La première information sur cette vente de migrants à titre d’esclave est parue le 13 novembre sur le site de CNN. Je l’ai lue pour la première fois en français le 15. J’ai publié sur le sujet le 17. RFI Afrique en a parlé le 18, comme LCI. Libération le 20. L’express le 21. Emmanuel Macron dénonçait des crimes contre l’humanité le 22. La réaction de la « communauté internationale » ne s’est faite entendre que le 22.
Les reproches de Thierry Amougou envers les responsables d’Afrique subsaharienne et l’OUA visent la bonne cible.
Il ne sert à rien de culpabiliser encore une fois les occidentaux blancs. La solution, si elle existe, doit être cherchée en Afrique même.

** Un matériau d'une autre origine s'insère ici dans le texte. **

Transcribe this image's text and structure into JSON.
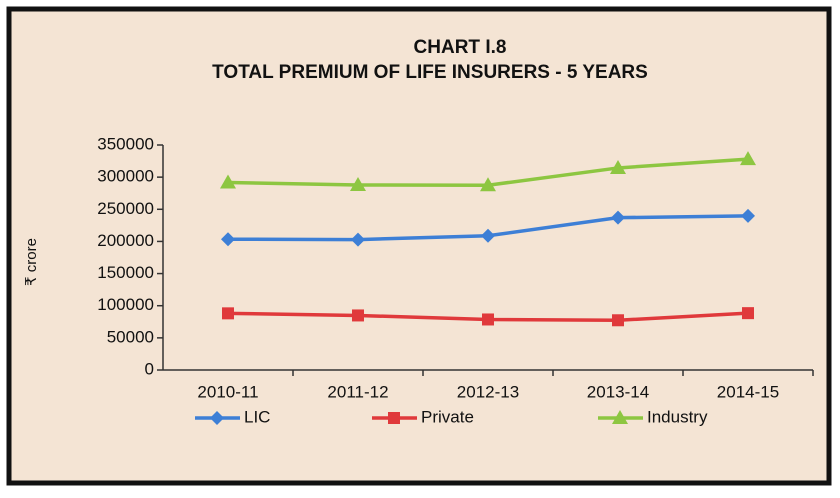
{
  "chart_data": {
    "type": "line",
    "title": "CHART I.8",
    "subtitle": "TOTAL PREMIUM OF LIFE INSURERS - 5 YEARS",
    "y_label": "₹ crore",
    "categories": [
      "2010-11",
      "2011-12",
      "2012-13",
      "2013-14",
      "2014-15"
    ],
    "series": [
      {
        "name": "LIC",
        "color": "#3d7fd6",
        "marker": "diamond",
        "values": [
          203473,
          202889,
          208804,
          236942,
          239668
        ]
      },
      {
        "name": "Private",
        "color": "#e0393b",
        "marker": "square",
        "values": [
          88131,
          84862,
          78599,
          77359,
          88434
        ]
      },
      {
        "name": "Industry",
        "color": "#8dc641",
        "marker": "triangle",
        "values": [
          291605,
          287750,
          287403,
          314301,
          328102
        ]
      }
    ],
    "ylim": [
      0,
      350000
    ],
    "yticks": [
      0,
      50000,
      100000,
      150000,
      200000,
      250000,
      300000,
      350000
    ],
    "grid": false,
    "legend": "bottom"
  }
}
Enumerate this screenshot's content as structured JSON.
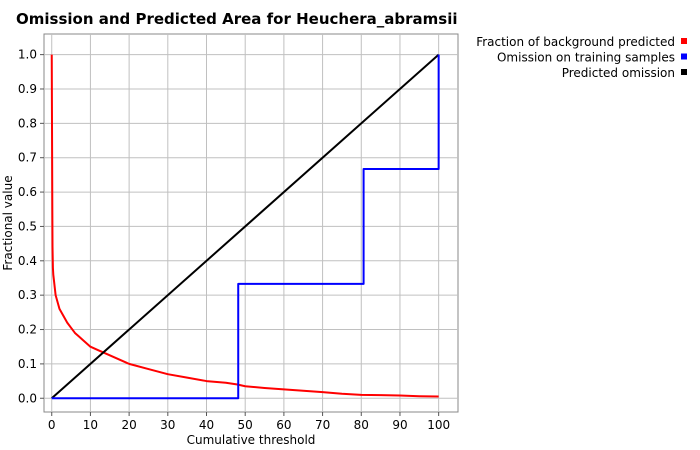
{
  "chart_data": {
    "type": "line",
    "title": "Omission and Predicted Area for Heuchera_abramsii",
    "xlabel": "Cumulative threshold",
    "ylabel": "Fractional value",
    "xlim": [
      -2,
      105
    ],
    "ylim": [
      -0.04,
      1.06
    ],
    "xticks": [
      0,
      10,
      20,
      30,
      40,
      50,
      60,
      70,
      80,
      90,
      100
    ],
    "yticks": [
      0.0,
      0.1,
      0.2,
      0.3,
      0.4,
      0.5,
      0.6,
      0.7,
      0.8,
      0.9,
      1.0
    ],
    "xtick_labels": [
      "0",
      "10",
      "20",
      "30",
      "40",
      "50",
      "60",
      "70",
      "80",
      "90",
      "100"
    ],
    "ytick_labels": [
      "0.0",
      "0.1",
      "0.2",
      "0.3",
      "0.4",
      "0.5",
      "0.6",
      "0.7",
      "0.8",
      "0.9",
      "1.0"
    ],
    "grid": true,
    "legend_position": "top-right-outside",
    "series": [
      {
        "name": "Fraction of background predicted",
        "color": "#ff0000",
        "x": [
          0,
          0.05,
          0.1,
          0.15,
          0.2,
          0.3,
          0.4,
          0.6,
          0.8,
          1,
          1.5,
          2,
          3,
          4,
          5,
          6,
          7,
          8,
          10,
          12,
          15,
          20,
          25,
          30,
          35,
          40,
          45,
          48,
          50,
          55,
          60,
          65,
          70,
          75,
          80,
          85,
          90,
          95,
          100
        ],
        "y": [
          1.0,
          0.85,
          0.7,
          0.55,
          0.44,
          0.38,
          0.36,
          0.34,
          0.32,
          0.3,
          0.28,
          0.26,
          0.24,
          0.22,
          0.205,
          0.19,
          0.18,
          0.17,
          0.15,
          0.14,
          0.125,
          0.1,
          0.085,
          0.07,
          0.06,
          0.05,
          0.045,
          0.04,
          0.035,
          0.03,
          0.026,
          0.022,
          0.018,
          0.013,
          0.01,
          0.009,
          0.008,
          0.006,
          0.005
        ]
      },
      {
        "name": "Omission on training samples",
        "color": "#0000ff",
        "x": [
          0,
          48.2,
          48.2,
          80.6,
          80.6,
          100,
          100
        ],
        "y": [
          0,
          0,
          0.333,
          0.333,
          0.667,
          0.667,
          1.0
        ]
      },
      {
        "name": "Predicted omission",
        "color": "#000000",
        "x": [
          0,
          100
        ],
        "y": [
          0,
          1.0
        ]
      }
    ]
  }
}
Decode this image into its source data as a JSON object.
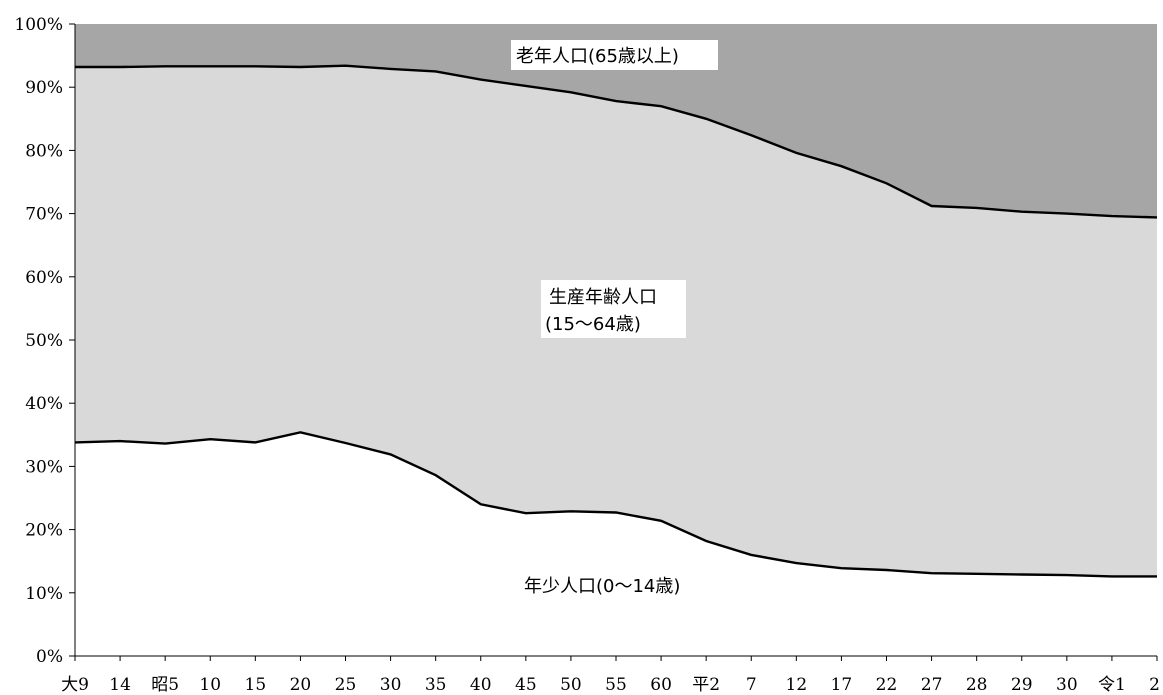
{
  "chart_data": {
    "type": "area",
    "stacked_percent": true,
    "categories": [
      "大9",
      "14",
      "昭5",
      "10",
      "15",
      "20",
      "25",
      "30",
      "35",
      "40",
      "45",
      "50",
      "55",
      "60",
      "平2",
      "7",
      "12",
      "17",
      "22",
      "27",
      "28",
      "29",
      "30",
      "令1",
      "2"
    ],
    "series": [
      {
        "name": "年少人口(0〜14歳)",
        "color": "#ffffff",
        "values": [
          33.8,
          34.0,
          33.6,
          34.3,
          33.8,
          35.4,
          33.7,
          31.9,
          28.6,
          24.0,
          22.6,
          22.9,
          22.7,
          21.4,
          18.2,
          16.0,
          14.7,
          13.9,
          13.6,
          13.1,
          13.0,
          12.9,
          12.8,
          12.6,
          12.6
        ]
      },
      {
        "name": "生産年齢人口(15〜64歳)",
        "color": "#d9d9d9",
        "values": [
          59.4,
          59.2,
          59.7,
          59.0,
          59.5,
          57.8,
          59.7,
          61.0,
          63.9,
          67.2,
          67.6,
          66.3,
          65.1,
          65.6,
          66.8,
          66.4,
          64.9,
          63.6,
          61.2,
          58.1,
          57.9,
          57.4,
          57.2,
          57.0,
          56.8
        ]
      },
      {
        "name": "老年人口(65歳以上)",
        "color": "#a6a6a6",
        "values": [
          6.8,
          6.8,
          6.7,
          6.7,
          6.7,
          6.8,
          6.6,
          7.1,
          7.5,
          8.8,
          9.8,
          10.8,
          12.2,
          13.0,
          15.0,
          17.6,
          20.4,
          22.5,
          25.2,
          28.8,
          29.1,
          29.7,
          30.0,
          30.4,
          30.6
        ]
      }
    ],
    "yticks": [
      "0%",
      "10%",
      "20%",
      "30%",
      "40%",
      "50%",
      "60%",
      "70%",
      "80%",
      "90%",
      "100%"
    ],
    "ylim": [
      0,
      100
    ],
    "grid": false
  }
}
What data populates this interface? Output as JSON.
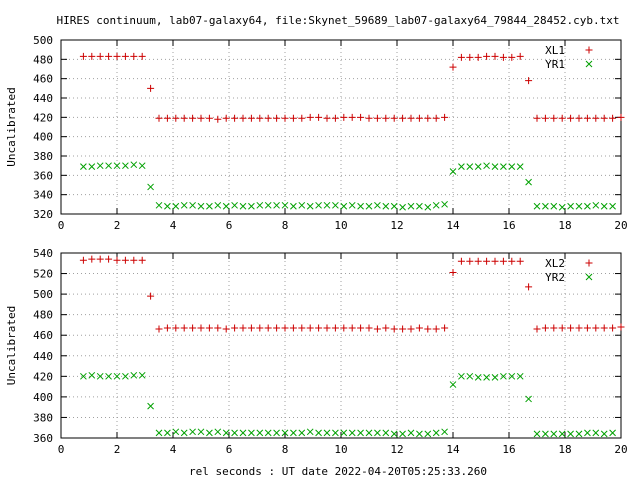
{
  "title": "HIRES continuum, lab07-galaxy64, file:Skynet_59689_lab07-galaxy64_79844_28452.cyb.txt",
  "xlabel": "rel seconds : UT date 2022-04-20T05:25:33.260",
  "colors": {
    "red": "#cc0000",
    "green": "#00a000",
    "axis": "#000000",
    "grid": "#a0a0a0"
  },
  "chart_data": [
    {
      "type": "scatter",
      "ylabel": "Uncalibrated",
      "xlim": [
        0,
        20
      ],
      "ylim": [
        320,
        500
      ],
      "xticks": [
        0,
        2,
        4,
        6,
        8,
        10,
        12,
        14,
        16,
        18,
        20
      ],
      "yticks": [
        320,
        340,
        360,
        380,
        400,
        420,
        440,
        460,
        480,
        500
      ],
      "grid": true,
      "legend_position": "top-right",
      "series": [
        {
          "name": "XL1",
          "marker": "+",
          "color": "red",
          "x": [
            0.8,
            1.1,
            1.4,
            1.7,
            2.0,
            2.3,
            2.6,
            2.9,
            3.2,
            3.5,
            3.8,
            4.1,
            4.4,
            4.7,
            5.0,
            5.3,
            5.6,
            5.9,
            6.2,
            6.5,
            6.8,
            7.1,
            7.4,
            7.7,
            8.0,
            8.3,
            8.6,
            8.9,
            9.2,
            9.5,
            9.8,
            10.1,
            10.4,
            10.7,
            11.0,
            11.3,
            11.6,
            11.9,
            12.2,
            12.5,
            12.8,
            13.1,
            13.4,
            13.7,
            14.0,
            14.3,
            14.6,
            14.9,
            15.2,
            15.5,
            15.8,
            16.1,
            16.4,
            16.7,
            17.0,
            17.3,
            17.6,
            17.9,
            18.2,
            18.5,
            18.8,
            19.1,
            19.4,
            19.7,
            20.0
          ],
          "y": [
            483,
            483,
            483,
            483,
            483,
            483,
            483,
            483,
            450,
            419,
            419,
            419,
            419,
            419,
            419,
            419,
            418,
            419,
            419,
            419,
            419,
            419,
            419,
            419,
            419,
            419,
            419,
            420,
            420,
            419,
            419,
            420,
            420,
            420,
            419,
            419,
            419,
            419,
            419,
            419,
            419,
            419,
            419,
            420,
            472,
            482,
            482,
            482,
            483,
            483,
            482,
            482,
            483,
            458,
            419,
            419,
            419,
            419,
            419,
            419,
            419,
            419,
            419,
            419,
            420
          ]
        },
        {
          "name": "YR1",
          "marker": "x",
          "color": "green",
          "x": [
            0.8,
            1.1,
            1.4,
            1.7,
            2.0,
            2.3,
            2.6,
            2.9,
            3.2,
            3.5,
            3.8,
            4.1,
            4.4,
            4.7,
            5.0,
            5.3,
            5.6,
            5.9,
            6.2,
            6.5,
            6.8,
            7.1,
            7.4,
            7.7,
            8.0,
            8.3,
            8.6,
            8.9,
            9.2,
            9.5,
            9.8,
            10.1,
            10.4,
            10.7,
            11.0,
            11.3,
            11.6,
            11.9,
            12.2,
            12.5,
            12.8,
            13.1,
            13.4,
            13.7,
            14.0,
            14.3,
            14.6,
            14.9,
            15.2,
            15.5,
            15.8,
            16.1,
            16.4,
            16.7,
            17.0,
            17.3,
            17.6,
            17.9,
            18.2,
            18.5,
            18.8,
            19.1,
            19.4,
            19.7
          ],
          "y": [
            369,
            369,
            370,
            370,
            370,
            370,
            371,
            370,
            348,
            329,
            328,
            328,
            329,
            329,
            328,
            328,
            329,
            328,
            329,
            328,
            328,
            329,
            329,
            329,
            329,
            328,
            329,
            328,
            329,
            329,
            329,
            328,
            329,
            328,
            328,
            329,
            328,
            328,
            327,
            328,
            328,
            327,
            329,
            330,
            364,
            369,
            369,
            369,
            370,
            369,
            369,
            369,
            369,
            353,
            328,
            328,
            328,
            327,
            328,
            328,
            328,
            329,
            328,
            328
          ]
        }
      ]
    },
    {
      "type": "scatter",
      "ylabel": "Uncalibrated",
      "xlim": [
        0,
        20
      ],
      "ylim": [
        360,
        540
      ],
      "xticks": [
        0,
        2,
        4,
        6,
        8,
        10,
        12,
        14,
        16,
        18,
        20
      ],
      "yticks": [
        360,
        380,
        400,
        420,
        440,
        460,
        480,
        500,
        520,
        540
      ],
      "grid": true,
      "legend_position": "top-right",
      "series": [
        {
          "name": "XL2",
          "marker": "+",
          "color": "red",
          "x": [
            0.8,
            1.1,
            1.4,
            1.7,
            2.0,
            2.3,
            2.6,
            2.9,
            3.2,
            3.5,
            3.8,
            4.1,
            4.4,
            4.7,
            5.0,
            5.3,
            5.6,
            5.9,
            6.2,
            6.5,
            6.8,
            7.1,
            7.4,
            7.7,
            8.0,
            8.3,
            8.6,
            8.9,
            9.2,
            9.5,
            9.8,
            10.1,
            10.4,
            10.7,
            11.0,
            11.3,
            11.6,
            11.9,
            12.2,
            12.5,
            12.8,
            13.1,
            13.4,
            13.7,
            14.0,
            14.3,
            14.6,
            14.9,
            15.2,
            15.5,
            15.8,
            16.1,
            16.4,
            16.7,
            17.0,
            17.3,
            17.6,
            17.9,
            18.2,
            18.5,
            18.8,
            19.1,
            19.4,
            19.7,
            20.0
          ],
          "y": [
            533,
            534,
            534,
            534,
            533,
            533,
            533,
            533,
            498,
            466,
            467,
            467,
            467,
            467,
            467,
            467,
            467,
            466,
            467,
            467,
            467,
            467,
            467,
            467,
            467,
            467,
            467,
            467,
            467,
            467,
            467,
            467,
            467,
            467,
            467,
            466,
            467,
            466,
            466,
            466,
            467,
            466,
            466,
            467,
            521,
            532,
            532,
            532,
            532,
            532,
            532,
            532,
            532,
            507,
            466,
            467,
            467,
            467,
            467,
            467,
            467,
            467,
            467,
            467,
            468
          ]
        },
        {
          "name": "YR2",
          "marker": "x",
          "color": "green",
          "x": [
            0.8,
            1.1,
            1.4,
            1.7,
            2.0,
            2.3,
            2.6,
            2.9,
            3.2,
            3.5,
            3.8,
            4.1,
            4.4,
            4.7,
            5.0,
            5.3,
            5.6,
            5.9,
            6.2,
            6.5,
            6.8,
            7.1,
            7.4,
            7.7,
            8.0,
            8.3,
            8.6,
            8.9,
            9.2,
            9.5,
            9.8,
            10.1,
            10.4,
            10.7,
            11.0,
            11.3,
            11.6,
            11.9,
            12.2,
            12.5,
            12.8,
            13.1,
            13.4,
            13.7,
            14.0,
            14.3,
            14.6,
            14.9,
            15.2,
            15.5,
            15.8,
            16.1,
            16.4,
            16.7,
            17.0,
            17.3,
            17.6,
            17.9,
            18.2,
            18.5,
            18.8,
            19.1,
            19.4,
            19.7
          ],
          "y": [
            420,
            421,
            420,
            420,
            420,
            420,
            421,
            421,
            391,
            365,
            365,
            366,
            365,
            366,
            366,
            365,
            366,
            365,
            365,
            365,
            365,
            365,
            365,
            365,
            365,
            365,
            365,
            366,
            365,
            365,
            365,
            365,
            365,
            365,
            365,
            365,
            365,
            364,
            364,
            365,
            364,
            364,
            365,
            366,
            412,
            420,
            420,
            419,
            419,
            419,
            420,
            420,
            420,
            398,
            364,
            364,
            364,
            364,
            364,
            364,
            365,
            365,
            364,
            365
          ]
        }
      ]
    }
  ]
}
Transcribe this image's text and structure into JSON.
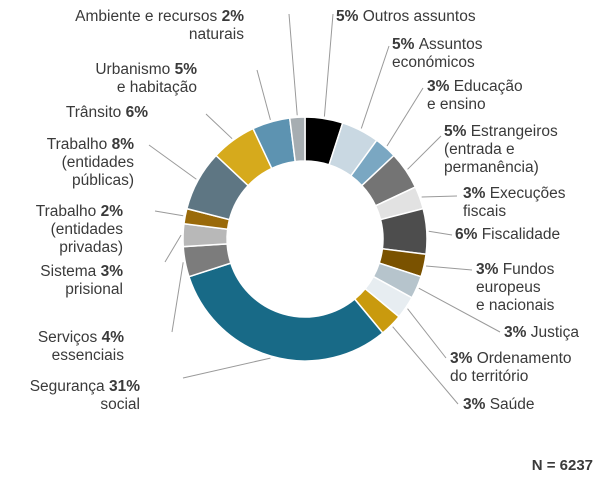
{
  "chart_data": {
    "type": "pie",
    "note": "N = 6237",
    "slices": [
      {
        "name": "Outros assuntos",
        "pct_label": "5%",
        "value": 5,
        "color": "#000000"
      },
      {
        "name": "Assuntos\neconómicos",
        "pct_label": "5%",
        "value": 5,
        "color": "#c9d8e2"
      },
      {
        "name": "Educação\ne ensino",
        "pct_label": "3%",
        "value": 3,
        "color": "#7aa7c2"
      },
      {
        "name": "Estrangeiros\n(entrada e\npermanência)",
        "pct_label": "5%",
        "value": 5,
        "color": "#747474"
      },
      {
        "name": "Execuções\nfiscais",
        "pct_label": "3%",
        "value": 3,
        "color": "#e2e2e2"
      },
      {
        "name": "Fiscalidade",
        "pct_label": "6%",
        "value": 6,
        "color": "#4d4d4d"
      },
      {
        "name": "Fundos\neuropeus\ne nacionais",
        "pct_label": "3%",
        "value": 3,
        "color": "#7a5200"
      },
      {
        "name": "Justiça",
        "pct_label": "3%",
        "value": 3,
        "color": "#b6c4cc"
      },
      {
        "name": "Ordenamento\ndo território",
        "pct_label": "3%",
        "value": 3,
        "color": "#e7edf1"
      },
      {
        "name": "Saúde",
        "pct_label": "3%",
        "value": 3,
        "color": "#c99a0e"
      },
      {
        "name": "Segurança\nsocial",
        "pct_label": "31%",
        "value": 31,
        "color": "#186a87"
      },
      {
        "name": "Serviços\nessenciais",
        "pct_label": "4%",
        "value": 4,
        "color": "#7c7c7c"
      },
      {
        "name": "Sistema\nprisional",
        "pct_label": "3%",
        "value": 3,
        "color": "#b8b8b8"
      },
      {
        "name": "Trabalho\n(entidades\nprivadas)",
        "pct_label": "2%",
        "value": 2,
        "color": "#9a6a0a"
      },
      {
        "name": "Trabalho\n(entidades\npúblicas)",
        "pct_label": "8%",
        "value": 8,
        "color": "#5e7683"
      },
      {
        "name": "Trânsito",
        "pct_label": "6%",
        "value": 6,
        "color": "#d6aa1c"
      },
      {
        "name": "Urbanismo\ne habitação",
        "pct_label": "5%",
        "value": 5,
        "color": "#5d93b1"
      },
      {
        "name": "Ambiente e recursos\nnaturais",
        "pct_label": "2%",
        "value": 2,
        "color": "#a6adb1"
      }
    ]
  }
}
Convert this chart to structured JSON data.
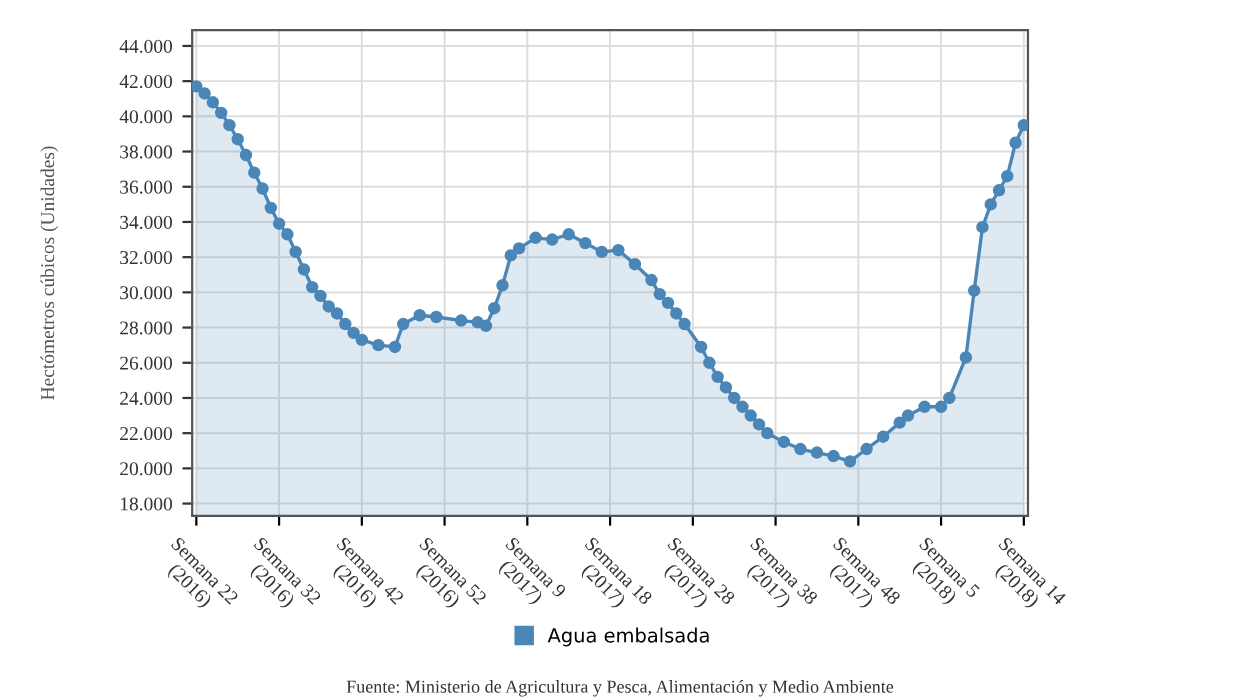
{
  "chart_data": {
    "type": "area",
    "ylabel": "Hectómetros cúbicos (Unidades)",
    "categories": [
      "Semana 22\n(2016)",
      null,
      null,
      null,
      null,
      null,
      null,
      null,
      null,
      null,
      "Semana 32\n(2016)",
      null,
      null,
      null,
      null,
      null,
      null,
      null,
      null,
      null,
      "Semana 42\n(2016)",
      null,
      null,
      null,
      null,
      null,
      null,
      null,
      null,
      null,
      "Semana 52\n(2016)",
      null,
      null,
      null,
      null,
      null,
      null,
      null,
      null,
      null,
      "Semana 9\n(2017)",
      null,
      null,
      null,
      null,
      null,
      null,
      null,
      null,
      null,
      "Semana 18\n(2017)",
      null,
      null,
      null,
      null,
      null,
      null,
      null,
      null,
      null,
      "Semana 28\n(2017)",
      null,
      null,
      null,
      null,
      null,
      null,
      null,
      null,
      null,
      "Semana 38\n(2017)",
      null,
      null,
      null,
      null,
      null,
      null,
      null,
      null,
      null,
      "Semana 48\n(2017)",
      null,
      null,
      null,
      null,
      null,
      null,
      null,
      null,
      null,
      "Semana 5\n(2018)",
      null,
      null,
      null,
      null,
      null,
      null,
      null,
      null,
      null,
      "Semana 14\n(2018)"
    ],
    "series": [
      {
        "name": "Agua embalsada",
        "color": "#4a86b8",
        "values": [
          41700,
          41300,
          40800,
          40200,
          39500,
          38700,
          37800,
          36800,
          35900,
          34800,
          33900,
          33300,
          32300,
          31300,
          30300,
          29800,
          29200,
          28800,
          28200,
          27700,
          27300,
          null,
          27000,
          null,
          26900,
          28200,
          null,
          28700,
          null,
          28600,
          null,
          null,
          28400,
          null,
          28300,
          28100,
          29100,
          30400,
          32100,
          32500,
          null,
          33100,
          null,
          33000,
          null,
          33300,
          null,
          32800,
          null,
          32300,
          null,
          32400,
          null,
          31600,
          null,
          30700,
          29900,
          29400,
          28800,
          28200,
          null,
          26900,
          26000,
          25200,
          24600,
          24000,
          23500,
          23000,
          22500,
          22000,
          null,
          21500,
          null,
          21100,
          null,
          20900,
          null,
          20700,
          null,
          20400,
          null,
          21100,
          null,
          21800,
          null,
          22600,
          23000,
          null,
          23500,
          null,
          23500,
          24000,
          null,
          26300,
          30100,
          33700,
          35000,
          35800,
          36600,
          38500,
          39500
        ]
      }
    ],
    "ylim": [
      17300,
      44900
    ],
    "yticks": [
      {
        "value": 18000,
        "label": "18.000"
      },
      {
        "value": 20000,
        "label": "20.000"
      },
      {
        "value": 22000,
        "label": "22.000"
      },
      {
        "value": 24000,
        "label": "24.000"
      },
      {
        "value": 26000,
        "label": "26.000"
      },
      {
        "value": 28000,
        "label": "28.000"
      },
      {
        "value": 30000,
        "label": "30.000"
      },
      {
        "value": 32000,
        "label": "32.000"
      },
      {
        "value": 34000,
        "label": "34.000"
      },
      {
        "value": 36000,
        "label": "36.000"
      },
      {
        "value": 38000,
        "label": "38.000"
      },
      {
        "value": 40000,
        "label": "40.000"
      },
      {
        "value": 42000,
        "label": "42.000"
      },
      {
        "value": 44000,
        "label": "44.000"
      }
    ],
    "grid": true,
    "legend": "bottom",
    "marker": "circle",
    "annotations": [
      "Fuente: Ministerio de Agricultura y Pesca, Alimentación y Medio Ambiente"
    ]
  }
}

Le mal-développement endémique, la corruption, l’absence de vision, la fuite des bras et des cerveaux vers ce qui ressemble à une nouvelle conquête de l’ouest doré, l’argent facile pour les filières mafieuses de passeurs bien installés en Libye, sont des problèmes majeurs à régler.
Chercher des solutions ailleurs c’est encore fuir les problèmes et alimenter la chaîne de la mort en Libye ou en Méditerranée, ou de la pauvreté en Europe. Et encourager au statu quo sur le continent noir.
Notre culpabilité n’y changera rien.
À propos de migration je souligne les propos d’Emmanuel Macron, qui répondait à une femme marocaine désirant s’installer en France, mais ne disposant pas du visa adéquat. Il remet la loi au milieu du village. À visionner ici:
Commentaires
Il me semble qu'il manque tout une face de cette sombre histoire:
Qu'il y ait des criminels qui kidnappent et vendent des gens comme esclaves c'est une chose, scandaleuse, mais pas si surprenante.
Par contre qu'il y ait une clientèle, et donc un cadre géographique, culturel, voir légal, qui s'y prête c'est beaucoup plus préoccupant. Et ça on n'en parle pas beaucoup.